Trafficking patterns of NMDA and GABAA receptors in a Mg2+-free cultured hippocampal neuron model of status epilepticus

- Little is known about NMDA receptors trafficking during status epilepticus (SE).
- SE by Mg2+-free condition causes GABAA receptor internalization in cultured neuron.
- The membrane insertion of NMDA receptors increases during SE by Mg2+ deprivation.
- In vitro Mg2+-free SE induces both trafficking of NMDA and GABAA receptors.
- Blocking NMDA receptor trafficking would be a promising strategy for refractory SE.

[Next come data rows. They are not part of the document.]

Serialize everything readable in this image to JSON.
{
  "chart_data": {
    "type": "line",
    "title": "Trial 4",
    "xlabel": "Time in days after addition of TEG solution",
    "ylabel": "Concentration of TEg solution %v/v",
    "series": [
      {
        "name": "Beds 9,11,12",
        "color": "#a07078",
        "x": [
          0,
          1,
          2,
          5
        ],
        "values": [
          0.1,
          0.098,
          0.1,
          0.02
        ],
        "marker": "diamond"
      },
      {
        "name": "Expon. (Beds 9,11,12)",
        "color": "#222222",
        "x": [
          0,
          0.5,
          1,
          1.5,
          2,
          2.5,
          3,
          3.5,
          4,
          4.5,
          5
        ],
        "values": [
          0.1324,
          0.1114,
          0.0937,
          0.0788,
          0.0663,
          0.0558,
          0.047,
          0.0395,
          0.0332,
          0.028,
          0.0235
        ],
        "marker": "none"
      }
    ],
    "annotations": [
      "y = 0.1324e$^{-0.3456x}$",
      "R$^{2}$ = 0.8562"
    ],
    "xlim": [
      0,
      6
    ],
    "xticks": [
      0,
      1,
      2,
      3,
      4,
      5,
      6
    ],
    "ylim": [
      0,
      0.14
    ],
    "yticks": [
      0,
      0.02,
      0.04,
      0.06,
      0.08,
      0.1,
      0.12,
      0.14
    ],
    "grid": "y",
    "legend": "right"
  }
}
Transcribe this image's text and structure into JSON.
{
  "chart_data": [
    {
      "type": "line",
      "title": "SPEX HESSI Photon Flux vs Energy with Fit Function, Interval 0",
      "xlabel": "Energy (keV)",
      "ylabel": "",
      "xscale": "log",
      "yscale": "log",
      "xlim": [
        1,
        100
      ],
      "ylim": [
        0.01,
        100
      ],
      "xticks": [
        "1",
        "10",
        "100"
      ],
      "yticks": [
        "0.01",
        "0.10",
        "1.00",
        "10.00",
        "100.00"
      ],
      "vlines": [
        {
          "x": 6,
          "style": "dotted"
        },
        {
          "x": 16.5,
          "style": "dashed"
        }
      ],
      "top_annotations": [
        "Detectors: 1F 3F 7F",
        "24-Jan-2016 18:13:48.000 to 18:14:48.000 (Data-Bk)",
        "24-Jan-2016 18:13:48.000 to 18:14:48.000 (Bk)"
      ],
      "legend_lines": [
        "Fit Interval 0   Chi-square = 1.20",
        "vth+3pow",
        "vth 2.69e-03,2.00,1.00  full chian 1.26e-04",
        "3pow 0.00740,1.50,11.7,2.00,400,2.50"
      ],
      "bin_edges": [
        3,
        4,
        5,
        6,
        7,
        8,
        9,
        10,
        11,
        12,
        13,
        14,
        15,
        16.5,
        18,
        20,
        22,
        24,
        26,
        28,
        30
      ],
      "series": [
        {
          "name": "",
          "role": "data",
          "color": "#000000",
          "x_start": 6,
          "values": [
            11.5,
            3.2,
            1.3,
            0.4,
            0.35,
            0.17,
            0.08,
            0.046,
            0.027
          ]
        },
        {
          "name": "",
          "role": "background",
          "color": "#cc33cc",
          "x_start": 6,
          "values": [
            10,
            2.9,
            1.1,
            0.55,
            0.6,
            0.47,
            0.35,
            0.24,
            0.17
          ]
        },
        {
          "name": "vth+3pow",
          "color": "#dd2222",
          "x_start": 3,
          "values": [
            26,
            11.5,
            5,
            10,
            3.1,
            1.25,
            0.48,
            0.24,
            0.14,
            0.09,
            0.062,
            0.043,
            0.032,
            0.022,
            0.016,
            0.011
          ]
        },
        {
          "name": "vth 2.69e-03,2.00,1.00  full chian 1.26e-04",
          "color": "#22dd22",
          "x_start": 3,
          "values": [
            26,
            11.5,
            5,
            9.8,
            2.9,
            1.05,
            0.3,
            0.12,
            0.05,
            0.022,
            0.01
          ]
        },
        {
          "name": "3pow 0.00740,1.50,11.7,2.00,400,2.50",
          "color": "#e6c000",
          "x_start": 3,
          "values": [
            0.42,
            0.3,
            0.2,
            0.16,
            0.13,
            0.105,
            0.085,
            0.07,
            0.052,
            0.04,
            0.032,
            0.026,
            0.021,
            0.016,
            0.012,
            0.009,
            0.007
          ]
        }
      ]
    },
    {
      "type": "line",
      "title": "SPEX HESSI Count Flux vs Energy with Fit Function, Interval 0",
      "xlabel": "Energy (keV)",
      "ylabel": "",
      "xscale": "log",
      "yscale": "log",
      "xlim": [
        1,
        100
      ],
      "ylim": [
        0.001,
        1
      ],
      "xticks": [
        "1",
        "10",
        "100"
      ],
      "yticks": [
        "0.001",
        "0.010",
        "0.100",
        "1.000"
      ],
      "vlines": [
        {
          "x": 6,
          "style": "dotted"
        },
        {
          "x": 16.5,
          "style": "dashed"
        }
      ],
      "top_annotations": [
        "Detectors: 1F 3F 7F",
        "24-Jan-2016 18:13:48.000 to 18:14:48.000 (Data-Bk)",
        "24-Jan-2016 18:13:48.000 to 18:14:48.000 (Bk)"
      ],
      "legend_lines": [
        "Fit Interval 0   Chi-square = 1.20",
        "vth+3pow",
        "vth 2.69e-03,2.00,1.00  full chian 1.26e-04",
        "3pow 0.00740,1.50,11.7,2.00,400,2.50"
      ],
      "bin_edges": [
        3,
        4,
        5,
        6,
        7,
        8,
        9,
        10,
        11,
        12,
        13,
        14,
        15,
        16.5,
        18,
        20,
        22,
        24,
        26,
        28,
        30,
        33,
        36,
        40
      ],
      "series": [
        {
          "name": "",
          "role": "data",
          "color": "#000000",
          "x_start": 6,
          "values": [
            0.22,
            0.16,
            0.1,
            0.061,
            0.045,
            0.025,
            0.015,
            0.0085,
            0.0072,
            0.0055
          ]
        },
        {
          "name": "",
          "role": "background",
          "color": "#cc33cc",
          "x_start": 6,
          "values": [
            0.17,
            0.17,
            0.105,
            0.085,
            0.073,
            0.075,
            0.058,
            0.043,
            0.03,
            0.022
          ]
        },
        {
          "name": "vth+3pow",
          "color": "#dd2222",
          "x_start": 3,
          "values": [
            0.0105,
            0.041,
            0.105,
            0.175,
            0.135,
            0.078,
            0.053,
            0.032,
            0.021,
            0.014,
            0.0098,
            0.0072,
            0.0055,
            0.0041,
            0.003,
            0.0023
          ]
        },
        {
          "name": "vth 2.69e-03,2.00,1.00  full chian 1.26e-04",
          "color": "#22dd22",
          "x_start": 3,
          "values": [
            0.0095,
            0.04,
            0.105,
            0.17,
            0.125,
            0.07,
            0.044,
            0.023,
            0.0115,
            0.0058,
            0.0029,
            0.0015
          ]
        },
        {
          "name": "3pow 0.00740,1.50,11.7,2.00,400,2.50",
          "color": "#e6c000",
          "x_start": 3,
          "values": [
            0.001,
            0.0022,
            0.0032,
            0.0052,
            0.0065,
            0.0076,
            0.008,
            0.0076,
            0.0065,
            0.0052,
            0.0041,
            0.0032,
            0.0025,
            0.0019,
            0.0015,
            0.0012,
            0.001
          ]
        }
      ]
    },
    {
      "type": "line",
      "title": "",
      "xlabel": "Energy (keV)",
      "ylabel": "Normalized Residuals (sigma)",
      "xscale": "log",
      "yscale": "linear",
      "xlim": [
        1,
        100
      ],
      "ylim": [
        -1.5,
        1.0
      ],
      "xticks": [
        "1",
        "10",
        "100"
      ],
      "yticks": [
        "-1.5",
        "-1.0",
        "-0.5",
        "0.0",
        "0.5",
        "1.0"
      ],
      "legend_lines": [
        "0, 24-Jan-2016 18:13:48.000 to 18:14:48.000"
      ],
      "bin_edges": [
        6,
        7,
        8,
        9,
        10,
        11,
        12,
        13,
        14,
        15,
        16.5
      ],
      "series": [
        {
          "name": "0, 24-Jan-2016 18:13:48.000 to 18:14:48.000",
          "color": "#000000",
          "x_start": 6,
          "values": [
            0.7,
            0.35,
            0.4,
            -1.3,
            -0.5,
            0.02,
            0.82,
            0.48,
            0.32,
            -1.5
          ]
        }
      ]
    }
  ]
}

An altered pattern of receptor trafficking is one of the pathophysiologic mechanisms of status epilepticus (SE). The gradual internalization of GABAA receptors (GABARs) occurs in both in vitro and in vivo models of SE and is thought to be a cause of decreased GABAergic inhibition. Unlike GABARs, little is known about alterations in NMDA receptor (NMDAR) trafficking during SE, even though increased activity of NMDARs is indispensable for the induction and maintenance of SE. Therefore, we aimed to simultaneously investigate the changes in the trafficking patterns of GABARs and NMDARs in an in vitro cultured hippocampal neuron model of SE. For induction of epileptiform discharges, hippocampal neurons were exposed to external medium without Mg2+. Biotinylation assay and immunofluorescence staining for GABAR β2,3 and NMDAR NR1 subunits were performed to quantify and visualize surface GABARs and NMDARs, respectively. The frequency of spontaneous action potentials increased more than 4-fold after Mg2+-free induction. The level of surface GABARs decreased over time after Mg2+-free induction, dropping to approximately 50% of control levels an hour after Mg2+-free induction. By contrast, the trafficking of NMDARs to the surface was enhanced after a slight time lag, increasing by 30% of control levels an hour after Mg2+-free induction. Our data showed the changes of both NMDAR and GABAR trafficking during prolonged SE induced by a Mg2+-free extracellular environment and confirmed that this in vitro SE model is suitable for examining alterations in the receptor trafficking pattern by prolonged seizure activity. These results suggest that targeting of surface NMDAR could be a promising method in controlling benzodiazepine-resistant SE.